By Ruzanna Khachatrian
An Armenian photojournalist was beaten up Tuesday for taking pictures of plush mansions apparently belonging to a high-level police official and other government-connected individuals, the latest in a series of violent attacks on representatives of the country’s media.
Mkhitar Khachatrian of the Photolur agency was attacked in Tsaghkadzor, a resort town in central Armenia where he was on assignment together with Anna Israelian, a correspondent for the independent daily “Aravot.” Israelian was preparing an article about the damage to local mountainous forests caused by housing construction in recent years.
The two reporters told RFE/RL that they were surveying an expensive residential area when a man guarding one of its houses, reputedly owned by Armen Yeritsian, deputy chief of the national police, told Khachatrian to stop taking pictures.
“It was a very beautiful building and I wanted to photograph it,” Khachatrian said. “He told me that I can’t do that, saying ‘Do you know whose neighborhood you have entered?’. But I did take a shot and left the neighborhood.”
The reporters said they were later confronted by the same person at an indoor cafe as they were about to leave Tsaghkadzor. “The man who warned me against taking pictures recognized me and then called a group of other men. Suddenly one of them attacked me,” said Khachatrian, who had traces of violence on his neck and arms.
The photographer added that the man kicked, punched, cursed and threatened to kill him. He said he prevented his expensive digital camera from being smashed by surrendering its picture storage card to the attackers. “They would have broken the camera had I not told them to take the card. I had no choice,” he said.
Khachatrian described the attackers as burly men with “shaven heads and thick necks.” The description matches the appearance of two dozen thugs that indiscriminately destroyed video and still cameras which filmed their attempts to stir up trouble at an opposition rally in Yerevan on April 5. Riot police stood by and refused to intervene, giving weight to reports that the violence was provoked by the Armenian authorities.
Israelian said he believes that the man who beat Khachatrian was the chief bodyguard of Levon Sargsian, a wealthy pro-government parliamentarian notorious for punching an opposition colleague two years ago. Also having a house in the same Tsaghkadzor area is Gagik Tsarukian, one of Armenia’s richest men who also holds a parliament seat.
According to some media reports, Tsarukian’s and Sargsian’s men were among the participants of the April 5 rampage. Only two of them have faced a largely symbolic punishment for their role in the violence. A Yerevan court fined them 100,000 drams ($195) each on June 10 following a brief trial dismissed as a “farce” by Armenia’s leading media associations.
Two of those groups, the Armenian Journalists Union and the Yerevan Press Club were quick to condemn the Tsaghkadzor attack. “The violence against the journalist and the obstruction of his work are the consequence of the failure to punish those guilty of the previous incidents,” they said in a joint statement. “We demand a meaningful intervention from the law-enforcement bodies to identify and punish the guilty.”

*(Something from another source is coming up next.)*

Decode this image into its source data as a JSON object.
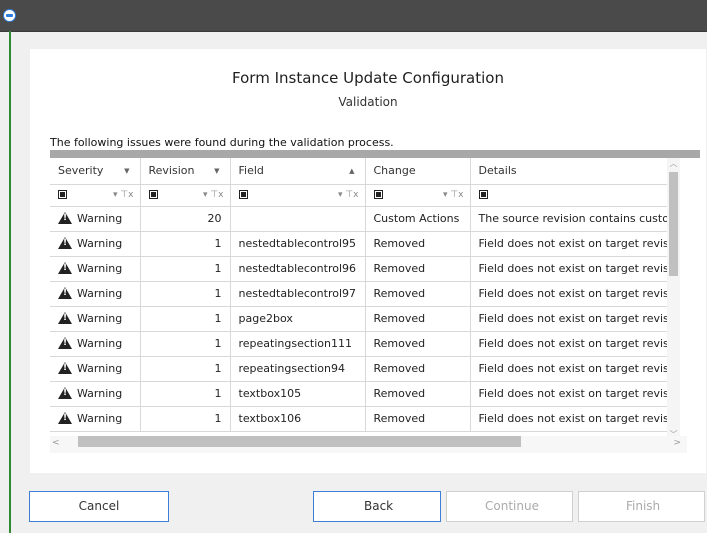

But Israelian, who lost her camera on April 5 and was a key witness at the subsequent trial, said it would be “ridiculous” for her to turn to the police again. Khachatrian, who is the author of the most famous photograph of victims of the catastrophic 1988 earthquake in Armenia, likewise said he will not lodge a formal complaint with the law-enforcement authorities.
Violence against Armenian journalists, uncommon in the past, increased dramatically this year with the start of the Armenian opposition’s unsuccessful spring campaign to oust President Robert Kocharian. In the most serious of such incidents, four reporters were beaten up by security forces during the brutal of break-up of another opposition demonstration in Yerevan in the early hours of April 13. Two of them were severely injured.